Он окинул скучающим взглядом стопку ее книг. В основном научные труды. Взгляд его упал на красную книжечку, не похожую на остальные. Он взял ее, раскрыл и увидел, что называлась она «История Запада для детей». Благочестивая пропаганда, сохранившаяся со времен старой Красной Республики. Как тогда любили поучать детей! Кридмур с любопытством пролистал высокопарные порицания порочной агентуры Стволов. Он пролистал обратно...

– О, нет!

Он остановился на переднем форзаце, где был изображен остроносый суровый мужчина в роскошном красном мундире. Смуглая кожа, седые волосы.

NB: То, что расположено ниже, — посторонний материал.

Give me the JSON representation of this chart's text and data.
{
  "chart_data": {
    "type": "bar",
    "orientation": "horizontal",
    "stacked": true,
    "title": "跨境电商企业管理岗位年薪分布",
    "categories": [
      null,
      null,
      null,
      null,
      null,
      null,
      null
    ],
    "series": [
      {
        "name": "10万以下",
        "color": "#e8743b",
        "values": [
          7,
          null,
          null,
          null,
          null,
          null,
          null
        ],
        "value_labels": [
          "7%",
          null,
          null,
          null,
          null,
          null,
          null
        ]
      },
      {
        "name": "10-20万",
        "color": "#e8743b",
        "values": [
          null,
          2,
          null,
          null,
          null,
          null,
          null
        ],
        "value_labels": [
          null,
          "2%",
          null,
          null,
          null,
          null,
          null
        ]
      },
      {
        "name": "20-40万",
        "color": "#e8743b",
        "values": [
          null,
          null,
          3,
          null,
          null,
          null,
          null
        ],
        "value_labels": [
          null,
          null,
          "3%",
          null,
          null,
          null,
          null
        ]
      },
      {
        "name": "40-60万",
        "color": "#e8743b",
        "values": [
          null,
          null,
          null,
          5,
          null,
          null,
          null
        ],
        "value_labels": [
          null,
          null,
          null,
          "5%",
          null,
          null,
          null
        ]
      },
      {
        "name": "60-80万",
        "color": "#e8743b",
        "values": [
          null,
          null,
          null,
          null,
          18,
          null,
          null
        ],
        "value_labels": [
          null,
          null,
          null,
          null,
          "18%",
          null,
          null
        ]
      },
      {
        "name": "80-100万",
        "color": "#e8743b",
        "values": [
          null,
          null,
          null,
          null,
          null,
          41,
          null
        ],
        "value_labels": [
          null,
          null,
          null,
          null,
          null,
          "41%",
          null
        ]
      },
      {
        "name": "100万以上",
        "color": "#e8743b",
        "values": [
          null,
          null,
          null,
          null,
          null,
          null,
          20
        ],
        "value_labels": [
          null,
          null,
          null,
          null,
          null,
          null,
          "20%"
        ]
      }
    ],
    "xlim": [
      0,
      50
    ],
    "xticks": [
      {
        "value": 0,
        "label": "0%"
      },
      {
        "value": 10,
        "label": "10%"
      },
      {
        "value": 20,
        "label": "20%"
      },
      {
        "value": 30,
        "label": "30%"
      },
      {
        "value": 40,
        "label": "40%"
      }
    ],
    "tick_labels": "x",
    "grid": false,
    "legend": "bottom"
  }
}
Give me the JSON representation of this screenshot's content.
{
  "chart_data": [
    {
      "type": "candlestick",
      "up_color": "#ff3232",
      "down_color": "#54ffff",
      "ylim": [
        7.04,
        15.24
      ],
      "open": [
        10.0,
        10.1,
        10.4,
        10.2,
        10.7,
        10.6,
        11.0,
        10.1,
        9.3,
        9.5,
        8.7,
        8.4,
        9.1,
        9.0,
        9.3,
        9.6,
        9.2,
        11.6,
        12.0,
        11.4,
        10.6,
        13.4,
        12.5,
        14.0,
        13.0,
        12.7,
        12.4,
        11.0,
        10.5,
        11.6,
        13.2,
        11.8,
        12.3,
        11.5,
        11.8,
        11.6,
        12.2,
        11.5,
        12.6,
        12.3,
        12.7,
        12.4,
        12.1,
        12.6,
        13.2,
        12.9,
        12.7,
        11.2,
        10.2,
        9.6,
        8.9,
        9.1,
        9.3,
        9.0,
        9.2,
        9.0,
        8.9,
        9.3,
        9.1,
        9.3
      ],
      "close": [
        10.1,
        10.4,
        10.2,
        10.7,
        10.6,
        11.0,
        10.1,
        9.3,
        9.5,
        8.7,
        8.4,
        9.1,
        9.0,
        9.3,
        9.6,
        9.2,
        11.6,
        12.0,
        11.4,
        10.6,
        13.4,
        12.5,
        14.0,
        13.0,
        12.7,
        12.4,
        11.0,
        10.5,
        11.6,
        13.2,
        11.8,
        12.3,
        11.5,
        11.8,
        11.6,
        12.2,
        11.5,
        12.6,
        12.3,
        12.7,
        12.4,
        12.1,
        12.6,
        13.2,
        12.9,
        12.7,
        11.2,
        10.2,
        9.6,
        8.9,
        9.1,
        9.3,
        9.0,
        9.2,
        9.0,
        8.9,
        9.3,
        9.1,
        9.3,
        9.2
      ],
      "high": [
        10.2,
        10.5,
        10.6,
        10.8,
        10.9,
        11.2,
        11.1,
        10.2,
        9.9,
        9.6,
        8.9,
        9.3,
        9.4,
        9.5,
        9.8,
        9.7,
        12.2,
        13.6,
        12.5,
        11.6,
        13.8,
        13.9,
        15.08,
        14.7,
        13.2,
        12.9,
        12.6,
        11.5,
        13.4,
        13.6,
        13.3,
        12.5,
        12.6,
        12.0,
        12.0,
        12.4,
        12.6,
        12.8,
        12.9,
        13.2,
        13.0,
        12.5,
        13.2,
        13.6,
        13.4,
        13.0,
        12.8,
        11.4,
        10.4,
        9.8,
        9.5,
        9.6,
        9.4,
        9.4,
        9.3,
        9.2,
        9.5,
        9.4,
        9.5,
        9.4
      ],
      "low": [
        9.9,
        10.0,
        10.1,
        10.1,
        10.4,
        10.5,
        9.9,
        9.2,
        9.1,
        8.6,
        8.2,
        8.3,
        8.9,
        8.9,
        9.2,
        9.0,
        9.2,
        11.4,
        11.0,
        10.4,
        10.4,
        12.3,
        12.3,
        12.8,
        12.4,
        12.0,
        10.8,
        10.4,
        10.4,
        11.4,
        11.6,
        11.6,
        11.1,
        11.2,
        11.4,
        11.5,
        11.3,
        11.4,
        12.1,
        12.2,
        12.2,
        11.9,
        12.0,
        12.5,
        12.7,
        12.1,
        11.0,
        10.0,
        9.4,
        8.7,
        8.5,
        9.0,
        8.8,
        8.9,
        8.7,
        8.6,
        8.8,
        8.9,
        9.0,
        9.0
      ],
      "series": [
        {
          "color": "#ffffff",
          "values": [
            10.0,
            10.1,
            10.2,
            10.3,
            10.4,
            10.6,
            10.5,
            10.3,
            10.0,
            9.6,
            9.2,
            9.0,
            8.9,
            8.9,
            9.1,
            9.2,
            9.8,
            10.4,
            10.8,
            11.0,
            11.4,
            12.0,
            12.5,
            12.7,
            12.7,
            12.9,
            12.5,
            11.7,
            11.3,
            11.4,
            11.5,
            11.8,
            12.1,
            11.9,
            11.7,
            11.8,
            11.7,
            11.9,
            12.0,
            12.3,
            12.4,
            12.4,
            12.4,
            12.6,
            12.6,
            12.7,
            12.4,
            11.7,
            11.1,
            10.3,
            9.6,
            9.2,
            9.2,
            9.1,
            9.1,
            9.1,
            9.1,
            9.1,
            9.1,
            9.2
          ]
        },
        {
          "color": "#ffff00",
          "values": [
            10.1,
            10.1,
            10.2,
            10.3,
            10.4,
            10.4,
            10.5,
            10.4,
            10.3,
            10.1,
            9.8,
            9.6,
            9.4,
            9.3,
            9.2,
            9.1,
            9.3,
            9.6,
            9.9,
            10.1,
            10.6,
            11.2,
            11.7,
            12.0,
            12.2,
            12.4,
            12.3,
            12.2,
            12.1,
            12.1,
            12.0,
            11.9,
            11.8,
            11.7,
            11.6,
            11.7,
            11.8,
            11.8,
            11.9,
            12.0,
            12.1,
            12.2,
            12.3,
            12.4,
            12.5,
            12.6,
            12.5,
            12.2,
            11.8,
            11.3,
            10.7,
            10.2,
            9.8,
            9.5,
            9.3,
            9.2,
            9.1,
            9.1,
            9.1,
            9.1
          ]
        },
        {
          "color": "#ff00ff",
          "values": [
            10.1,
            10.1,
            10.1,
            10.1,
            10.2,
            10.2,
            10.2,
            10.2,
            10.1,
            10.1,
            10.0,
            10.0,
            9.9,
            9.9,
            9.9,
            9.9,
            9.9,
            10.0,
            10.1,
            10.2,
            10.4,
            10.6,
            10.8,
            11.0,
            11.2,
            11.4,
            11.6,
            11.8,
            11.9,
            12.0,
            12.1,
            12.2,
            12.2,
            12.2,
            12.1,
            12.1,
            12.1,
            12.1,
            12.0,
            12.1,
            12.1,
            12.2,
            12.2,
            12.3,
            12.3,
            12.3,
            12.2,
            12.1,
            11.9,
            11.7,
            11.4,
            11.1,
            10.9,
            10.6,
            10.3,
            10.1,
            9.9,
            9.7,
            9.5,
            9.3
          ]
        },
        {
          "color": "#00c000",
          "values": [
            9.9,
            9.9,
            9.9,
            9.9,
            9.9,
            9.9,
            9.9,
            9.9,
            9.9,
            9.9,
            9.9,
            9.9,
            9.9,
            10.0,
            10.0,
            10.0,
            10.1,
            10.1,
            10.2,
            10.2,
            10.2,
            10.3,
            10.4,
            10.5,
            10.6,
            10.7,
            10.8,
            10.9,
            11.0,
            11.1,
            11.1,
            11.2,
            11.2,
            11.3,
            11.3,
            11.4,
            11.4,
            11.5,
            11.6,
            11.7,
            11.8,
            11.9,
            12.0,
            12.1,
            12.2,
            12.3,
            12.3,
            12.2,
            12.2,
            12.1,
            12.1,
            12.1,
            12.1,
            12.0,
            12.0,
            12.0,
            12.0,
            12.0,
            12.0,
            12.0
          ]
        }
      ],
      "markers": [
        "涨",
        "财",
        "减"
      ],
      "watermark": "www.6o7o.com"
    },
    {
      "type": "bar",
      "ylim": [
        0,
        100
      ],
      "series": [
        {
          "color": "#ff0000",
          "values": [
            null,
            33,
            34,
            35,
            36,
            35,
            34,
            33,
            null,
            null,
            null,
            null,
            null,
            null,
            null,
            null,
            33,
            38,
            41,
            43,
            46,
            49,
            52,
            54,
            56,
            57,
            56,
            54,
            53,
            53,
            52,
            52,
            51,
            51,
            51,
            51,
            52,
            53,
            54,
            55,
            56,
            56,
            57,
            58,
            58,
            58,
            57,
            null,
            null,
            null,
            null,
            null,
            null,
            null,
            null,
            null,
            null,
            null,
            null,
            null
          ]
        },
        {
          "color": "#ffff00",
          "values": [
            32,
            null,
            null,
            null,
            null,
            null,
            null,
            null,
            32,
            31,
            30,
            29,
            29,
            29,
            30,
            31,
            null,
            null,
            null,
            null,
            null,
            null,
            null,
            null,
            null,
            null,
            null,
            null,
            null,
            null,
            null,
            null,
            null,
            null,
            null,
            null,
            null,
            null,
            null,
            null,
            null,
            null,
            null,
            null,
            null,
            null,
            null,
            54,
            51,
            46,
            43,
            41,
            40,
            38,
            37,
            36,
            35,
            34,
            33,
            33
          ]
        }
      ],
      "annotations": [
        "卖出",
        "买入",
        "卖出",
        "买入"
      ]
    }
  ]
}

– Нет. Не может быть. Так мы его ищем?

– Не исключено, Кридмур.

– Но он погиб!

– Может, и нет.

– Он ли это – не могу сказать точно. Возможно. Книга отпечатана тридцать лет назад, портрет ему явно льстит, и состарился он недостаточно, но сходство есть. Это он?

– Мы не уверены. Возможно.

– Доктор не знает.

– Глупая женщина.

– Говорят, он умер в долине Блэккэп. Я слышал, он стал бандитом и погиб от рук Линии через десять лет после Блэккэпской битвы. Но никто никогда не говорил, что он выжил, потерял рассудок и лежит в госпитале. Так это правда он? Ха! Вы послали меня сюда, чтобы найти генерала Энвера? Но зачем? Что вам от него нужно? Выдайте ваши тайны – я все равно все узнаю. Я ведь везучий!

Они ужалили его – легкий удар Кнутом. Выражение недовольства. Он их раздражал. Один его глаз налился кровью, а в висках запульсировала боль.

– Вы в порядке, мистер Кокль?

– В полном порядке, доктор.

Она протянула ему зеленую книгу сказок:

– Вы собирались почитать пациентам.

– Да. Конечно, конечно...

Он отложил «Историю Запада» и принялся читать вслух сказки

Он читал им сказку о письме в бутылке, а голос в его голове все шептал:

– Послушай, Кридмур. Мы доверяем тебе. Не вздумай нас предать.

– Ну, что вы. Как можно!

В конце прошлого года Линия захватила Брэйзенвуд и пробурила там нефтяные скважины. В руинах городского ломбарда, среди страниц девичьего альбома, украшенных завитушками и цветочками, они обнаружили последнее письмо генерала Энвера своей внучке – та уже мертва. В письме Генерал описывал свой последний поход в горы. Какие именно горы ? Мы не знаем. Линии это тоже неизвестно, как донесли нам наши шпионы. В письме говорится о Первом Племени – и об Оружии, спрятанном неведомо где...

19. ДУХ

Утром, когда Лив вошла в кабинет попечителя, тот заполнял журнал. Но тут же отложил его, встал для приветствия и с места продолжил беседу так, словно та и не прерывалась:

– Так вот! Я должен кое-что показать вам, доктор.

Он надел твидовый пиджак и спрятал очки в карман.

– Да, вы говорили. За этим я и пришла.

– Превосходно. Кажется, вы ни разу не спросили меня о нашем Страже. Нашем Духе. Нашем Гении Места. Нашем Хранителе. Нашем Эгрегоре [Эгрегор (др.-греч.; страж) – в оккультных и нетрадиционных религиозных движениях – душа вещи, «ментальный конденсат», порождаемый мыслями и эмоциями людей и обретающий самостоятельное бытие. По мнению приверженцев учения, эгрегорами обладают реликвии, памятные вещи и прочие предметы, которые якобы помогают им либо, наоборот, несут проклятие. Сила и долговечность эгрегора зависит от согласованности и численности группы. Современная наука существования эгрегоров не признает]. Называйте его как хотите.